Se os políticos querem defender os eleitores e a sociedade, precisam cobrar um ajuste no setor público à altura desta crise, a maior desde a Grande Depressão de 1929/30. Devem trabalhar contra o fato muito injusto de trabalhadores do setor privado serem forçados pelas circunstâncias a abrir mão de parte do salário, com redução da jornada, para manter empregos e empregadores — uma coisa não existe sem a outra —, enquanto o funcionalismo se mantém como uma das maiores rubricas de gastos da Federação, sem que contribuam para o ajuste de que todos são levados a participar. Os servidores vivem num país à parte, sob a blindagem de fortes corporações no Congresso. E depois políticos denunciarão que a renda se concentrou ainda mais na crise.

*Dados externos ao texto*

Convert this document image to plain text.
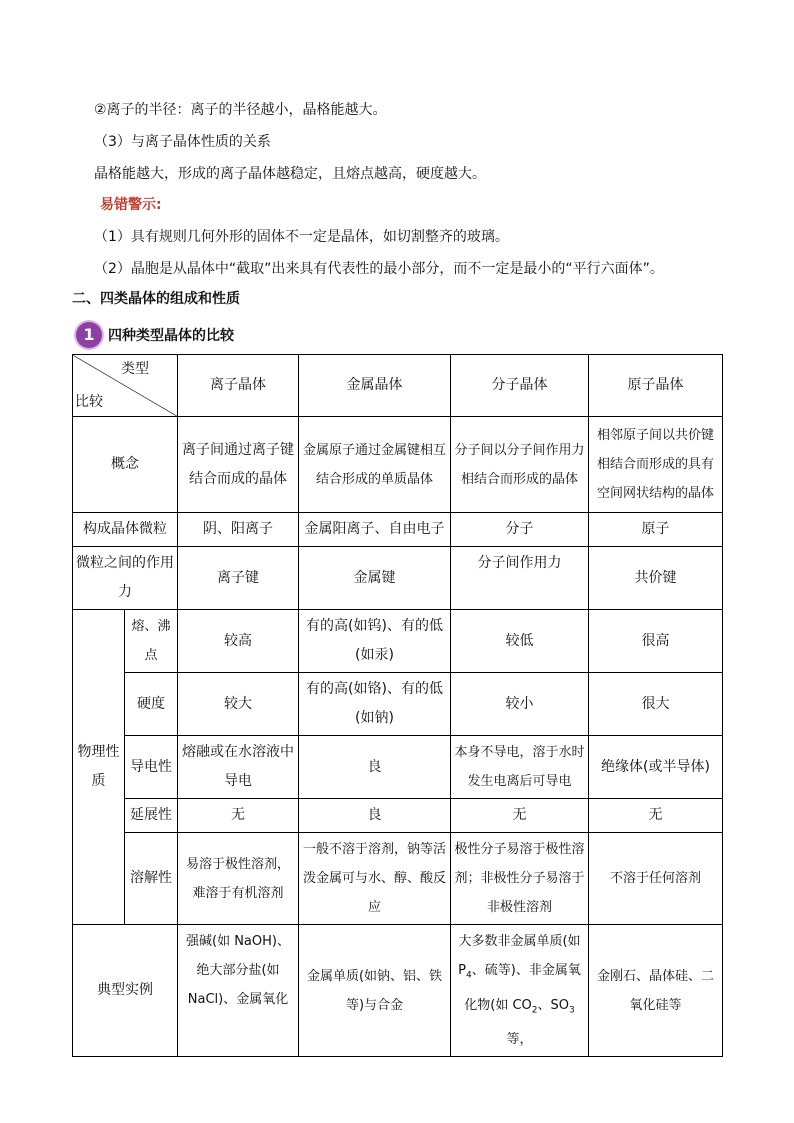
②离子的半径：离子的半径越小，晶格能越大。
（3）与离子晶体性质的关系
晶格能越大，形成的离子晶体越稳定，且熔点越高，硬度越大。
易错警示:
（1）具有规则几何外形的固体不一定是晶体，如切割整齐的玻璃。
（2）晶胞是从晶体中“截取”出来具有代表性的最小部分，而不一定是最小的“平行六面体”。
二、四类晶体的组成和性质
1 四种类型晶体的比较
类型
比较		离子晶体	金属晶体	分子晶体	原子晶体
概念		离子间通过离子键结合而成的晶体	金属原子通过金属键相互结合形成的单质晶体	分子间以分子间作用力相结合而形成的晶体	相邻原子间以共价键相结合而形成的具有空间网状结构的晶体
构成晶体微粒		阴、阳离子	金属阳离子、自由电子	分子	原子
微粒之间的作用力		离子键	金属键	分子间作用力	共价键
物理性质	熔、沸点	较高	有的高(如钨)、有的低(如汞)	较低	很高
	硬度	较大	有的高(如铬)、有的低(如钠)	较小	很大
	导电性	熔融或在水溶液中导电	良	本身不导电，溶于水时发生电离后可导电	绝缘体(或半导体)
	延展性	无	良	无	无
	溶解性	易溶于极性溶剂，难溶于有机溶剂	一般不溶于溶剂，钠等活泼金属可与水、醇、酸反应	极性分子易溶于极性溶剂；非极性分子易溶于非极性溶剂	不溶于任何溶剂
典型实例		强碱(如 NaOH)、绝大部分盐(如 NaCl)、金属氧化	金属单质(如钠、铝、铁等)与合金	大多数非金属单质(如 $P_4$、硫等)、非金属氧化物(如 $CO_2$、$SO_3$等，	金刚石、晶体硅、二氧化硅等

Precisam ter consciência das causas.
Executadas medidas de emergência, é preciso atacar de reformas estruturais, contornando o varejo de propostas tópicas impulsionadas por ideologia, sem uma visão de sistema. Em vez de mudanças oportunistas em impostos, deve-se realizar a reforma tributária. Também a do Estado. Mudanças como estas farão com que o país saia da crise em outras bases. Uma falha histórica será o enfrentamento da crise sem se fazerem as correções de que o país precisa.
Parece que parte dos políticos ainda não enxergou o Brasil que a paralisação abrupta do sistema produtivo no mundo e no país, devido ao coronavírus, colocou à mostra: a miséria no entorno e dentro de grandes capitais, a falta de saneamento básico —35 milhões de brasileiros não têm água tratada, e quase 100 milhões não dispõem de coleta de esgoto —, as dezenas de milhões sem emprego formal, sem fonte regular de renda, também por falta de instrução. Trata-se de uma população sem acesso a benefício previdenciário sustentável. Não terá qualquer segurança financeira na velhice. Milhões deverão continuar a constituir uma nação de pobres e, no futuro, de idosos miseráveis. Não se pode esquecer que o governo lançou o auxílio de R$ 600 e esperava atender 54 milhões. Poderão ser 70 milhões. Os tais “invisíveis” têm o tamanho de um país. Estão nas favelas, nos sinais fazendo malabarismo, pedindo esmola, trabalhando como “flanelinhas”, vendendo amendoim nos bares etc. Ficaram à vista.
A pergunta é se os políticos e a sociedade querem manter o Brasil depois da crise da mesma forma como está agora. Com renda e riqueza concentradas, sem infraestrutura condizente com um país de 220 milhões de pessoas, do tamanho de um continente e com um PIB entre os dez maiores do mundo — pelo menos era antes da epidemia —, e também um dos mais violentos. Muito pode ser feito agora contra isso.